In generale, la ragazza è particolarmente spocchiosa e sgarbata, nonostante sia la nuova arrivata e benché tutti siano gentili con lei, ha costantemente l’atteggiamento della superiore e diffidente. Dalla sua, Peter, predicatore che crede ancora nella bontà dell’umanità e che pare errare rischiando la propria vita per le lande circostanti a salvare i sopravvissuti all’epidemia, ad un certo punto si tramuta completamente e le sue velleità di bravo cristiano svaniscono di colpo col calare delle tenebre (un po’ come con i lupi mannari con la luna piena …). Oscura è invece la filosofia dei Berserker, le loro decisioni e il timing delle “strategie belliche” … Sembrano solo il necessario spauracchio / antagonista che non può mancare in un survival distopico e che, caso vuole, costituisce un escamotage per procedere con il racconto e per ricordarci che il genere umano merita l’estinzione.

La frase leitmotiv pare presa poi dai Baci Perugina: “Se non ci rimana la speranza, qual è il punto di [continuare a] vivere?”. E il resto dei dialoghi non è molto meglio. Il tutto è aggravato dalla scarsità di sangue e di violenza, con l’assalto più interessante lasciato completamente fuori campo, e dalla mancanza di veri infetti. Vediamo infatti solo dei mezzi-infetti, per il cui make-up servono poche elementari accortezze (il budget è ovviamente quel che è). In ultimo, l’azione in generale scarseggia a parte pochi momenti, dove è comunque non particolarmente esaltante.
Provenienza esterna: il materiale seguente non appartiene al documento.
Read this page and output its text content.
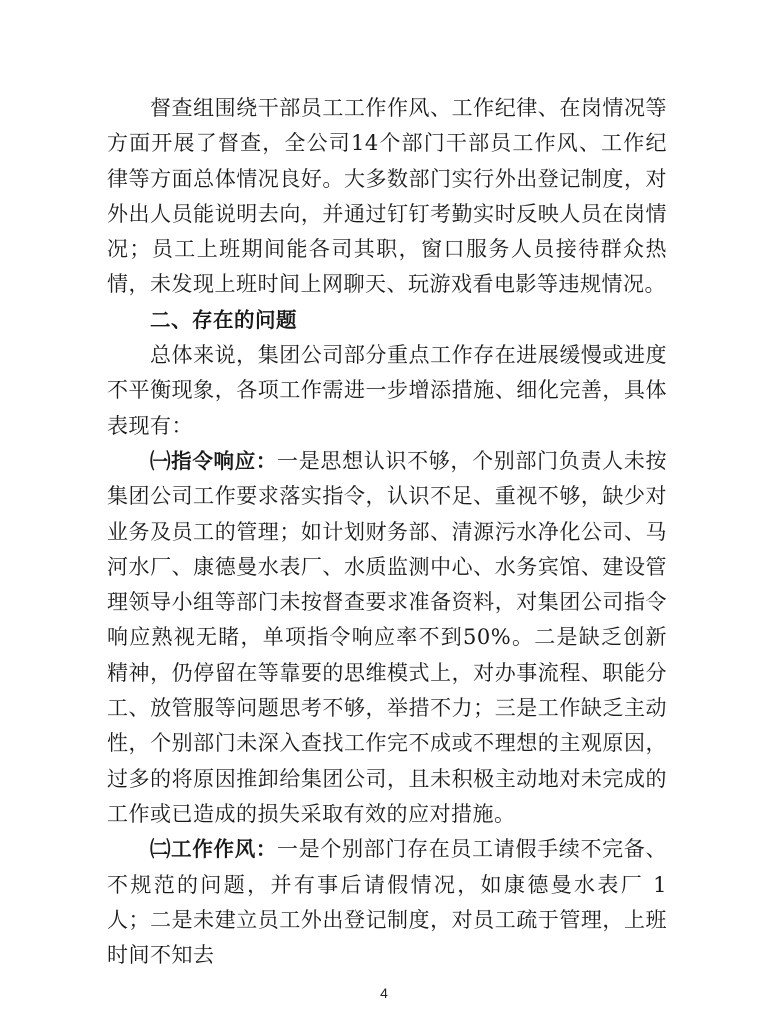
督查组围绕干部员工工作作风、工作纪律、在岗情况等方面开展了督查，全公司14个部门干部员工作风、工作纪律等方面总体情况良好。大多数部门实行外出登记制度，对外出人员能说明去向，并通过钉钉考勤实时反映人员在岗情况；员工上班期间能各司其职，窗口服务人员接待群众热情，未发现上班时间上网聊天、玩游戏看电影等违规情况。

二、存在的问题

总体来说，集团公司部分重点工作存在进展缓慢或进度不平衡现象，各项工作需进一步增添措施、细化完善，具体表现有：

㈠指令响应：一是思想认识不够，个别部门负责人未按集团公司工作要求落实指令，认识不足、重视不够，缺少对业务及员工的管理；如计划财务部、清源污水净化公司、马河水厂、康德曼水表厂、水质监测中心、水务宾馆、建设管理领导小组等部门未按督查要求准备资料，对集团公司指令响应熟视无睹，单项指令响应率不到50%。二是缺乏创新精神，仍停留在等靠要的思维模式上，对办事流程、职能分工、放管服等问题思考不够，举措不力；三是工作缺乏主动性，个别部门未深入查找工作完不成或不理想的主观原因，过多的将原因推卸给集团公司，且未积极主动地对未完成的工作或已造成的损失采取有效的应对措施。

㈡工作作风：一是个别部门存在员工请假手续不完备、不规范的问题，并有事后请假情况，如康德曼水表厂 1 人；二是未建立员工外出登记制度，对员工疏于管理，上班时间不知去

4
In conclusione, se potrebbe accontentare un neofita in cerca di un intrattenimento non particolarmente denso di suspense e votato a una lata e contorta romance (a senso unico), What Still Remains difficilmente rappresenterà però una lieta entrata per quelli più avvezzi a questo tipo di cinematografia indiesurvivalista che continua a basarsi su presupposti e sviluppi fin troppo convenzionali.